Sunday, July 10, 2011

Zombies at The Pond



My first impression was we were three besieged men in a lifeboat adrift amidst a sea swollen with undesirables trying to claw their way to safety.


We were using our oars to beat them back to their doom.


Then I realized my analogy was all wrong.


We were Shaun, Ed and Liz in the Winchester Pub fighting for our lives against the hungry zombie horde.


We were a real-life depiction of the 2004 zom rom com (zombie romantic comedy) “Shaun of the Dead.”


The Pond had been closed for the entire week while Dave and staff took their summer vacation.


The social vacancy turns many of Latrobe’s most devoted inebriates into zombies.


The week just drags.


People know the bar’s closed, but they still walk up to the doors and press their beaks against the glass. They tug at the door handles.


They call me at my office above the bar and ask if he’s open.


“I swear I saw someone moving around in there.
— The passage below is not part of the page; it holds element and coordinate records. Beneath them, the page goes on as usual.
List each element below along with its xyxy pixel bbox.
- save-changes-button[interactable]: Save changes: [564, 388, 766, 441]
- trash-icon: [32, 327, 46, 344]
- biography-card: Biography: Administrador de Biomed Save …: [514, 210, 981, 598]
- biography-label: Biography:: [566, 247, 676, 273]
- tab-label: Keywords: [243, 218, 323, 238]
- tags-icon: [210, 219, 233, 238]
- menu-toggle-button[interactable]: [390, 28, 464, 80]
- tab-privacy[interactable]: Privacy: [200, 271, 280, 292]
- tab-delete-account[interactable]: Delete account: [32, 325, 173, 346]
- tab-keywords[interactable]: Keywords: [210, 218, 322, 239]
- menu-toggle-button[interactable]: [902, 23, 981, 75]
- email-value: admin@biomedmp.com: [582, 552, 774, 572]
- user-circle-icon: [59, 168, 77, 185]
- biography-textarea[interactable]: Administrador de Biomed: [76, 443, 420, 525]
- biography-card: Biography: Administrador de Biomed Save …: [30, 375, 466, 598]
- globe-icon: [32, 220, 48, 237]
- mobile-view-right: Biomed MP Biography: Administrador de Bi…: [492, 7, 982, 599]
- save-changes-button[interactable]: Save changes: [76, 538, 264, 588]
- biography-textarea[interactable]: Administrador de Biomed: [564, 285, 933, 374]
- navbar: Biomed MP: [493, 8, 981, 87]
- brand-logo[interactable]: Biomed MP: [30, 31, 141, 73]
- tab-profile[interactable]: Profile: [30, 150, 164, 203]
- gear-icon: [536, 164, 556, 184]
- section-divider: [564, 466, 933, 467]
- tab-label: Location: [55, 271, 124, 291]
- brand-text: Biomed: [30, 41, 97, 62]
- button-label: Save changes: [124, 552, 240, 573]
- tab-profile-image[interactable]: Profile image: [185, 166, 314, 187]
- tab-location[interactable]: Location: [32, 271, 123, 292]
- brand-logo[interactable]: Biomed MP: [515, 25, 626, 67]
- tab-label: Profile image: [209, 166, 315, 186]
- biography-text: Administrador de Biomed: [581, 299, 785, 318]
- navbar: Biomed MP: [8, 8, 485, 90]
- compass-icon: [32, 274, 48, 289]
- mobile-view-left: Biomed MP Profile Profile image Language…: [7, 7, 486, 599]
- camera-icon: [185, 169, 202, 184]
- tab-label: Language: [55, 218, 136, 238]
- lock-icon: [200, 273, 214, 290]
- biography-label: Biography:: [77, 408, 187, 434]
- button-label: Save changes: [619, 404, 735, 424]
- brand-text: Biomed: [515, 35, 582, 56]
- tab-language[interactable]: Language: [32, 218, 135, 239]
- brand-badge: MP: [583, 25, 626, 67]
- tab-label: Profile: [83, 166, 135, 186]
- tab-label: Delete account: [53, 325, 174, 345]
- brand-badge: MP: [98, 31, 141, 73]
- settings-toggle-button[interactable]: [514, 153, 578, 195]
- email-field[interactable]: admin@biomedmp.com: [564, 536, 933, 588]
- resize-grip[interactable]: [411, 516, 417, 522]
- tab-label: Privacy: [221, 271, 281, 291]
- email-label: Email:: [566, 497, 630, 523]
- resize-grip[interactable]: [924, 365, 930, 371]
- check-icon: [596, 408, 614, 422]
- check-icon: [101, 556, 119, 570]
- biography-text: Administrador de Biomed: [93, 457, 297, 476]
You sure he’s closed?”


Oh, I’m sure.


Of course, if he opened on the sly I wouldn’t tell a soul.


I’m too sentimental about the opportunity to have a closed bar open only to me.


Being welcomed to imbibe in a locked bar is the drinker’s equivalent of joining baseball’s 3,000 hit club.


It’s just you, the owner and several soothing walls of free hootch. It’s something only elite bar patrons ever get to experience.


I’ve lost count the number of times it’s happened to me. I guess that makes me the Pete Rose of drinkers.


I’m dependable, play hurt and every three weeks show up sporting another really bad hair cut.


That’s why I started to tingle when Dave said, pssst, stop in if you see my car out front.


It happened on Friday afternoon.


He unlocked the door and waved me in. I imagine I felt like Charlie did when Willy Wonka welcomed him into the chocolate factory.


He locked the door behind me.


The front door commotion drew the first zombies. They’d seen me enter and thought their Friday Happy Hour was back on.


But Dave just shook his head and mouthed, “W-E’-R-E C-L-O-S-E-D.” The two looked confused and staggered away.


Next at the door came Chuck. He’d texted me earlier that Dave’s car was out front (my office faces the back).


I told him I’d text him the instant I knew if Dave was letting a privileged few in. He must not have trusted me because he showed up without waiting to hear back.


Truly, I was about to text him. He’s an enthusiastic reader of my blog and I reserve all my best favors for those of that designation.


It’s something you might want to keep in mind if a zombie outbreak ever occurs.


They were coming now about one every five minutes. Dave was steadfast in his refusals.


We speculated about who we’d let in. It was a short list.


Cheap tippers were ruled out, as were people who like to argue about politics. We split up some families because we liked the husband, but not the wife and in some instances the reverse.


Regulars include about five regular Joes who are all helpfully named Joe. The Joes would each get a pass.


We agreed it would be wise to let Bill the bartender in. Zombie or not, he terrifies us too much to risk his wrath.


By 5 p.m. zombies were filling the parking lot. Chuck, not wanting to overstay his welcome, made a break for it. He hasn’t been heard from since.


His bravery, not to mention his manners, exceed my own. Plus, there was still plenty of booze.


I wasn’t about to budge.


It’s a true pleasure to spend alone buddy time with Dave. He’s usually busy treating every other customer like they mean the world to him.


Some people go through their entire lives never knowing how much they mean to the people in their little orbits.


Dave is beloved enough he could be mayor or even Santa Claus.


Instead he chooses to run a little family bar where maybe 100 or so otherwise strangers feel welcome to visit and share a little bit of their lives.


It’s one of those rare kinds of thinking man’s taverns where one of Dave’s signature jokes involves Mahatma Gandhi and a squeaky clean punchline that concludes: “He’s a super calloused, fragile mystic who’s hexed by halitosis.”


The telling of it is its own sort of field sobriety test.


Of course, it had to end and that was too bad.


I could have spent the night with him as we roared clear through to that stage of drunkenness where two guys get to weeping about their daddies.


The zombies looking in and seeing us with our arms around each other might have even softened their homicidal appetites. It would have been splendid.


See, Dave’s as cuddly as he is cerebral.


You’d have to be a zombie to not love a guy like that.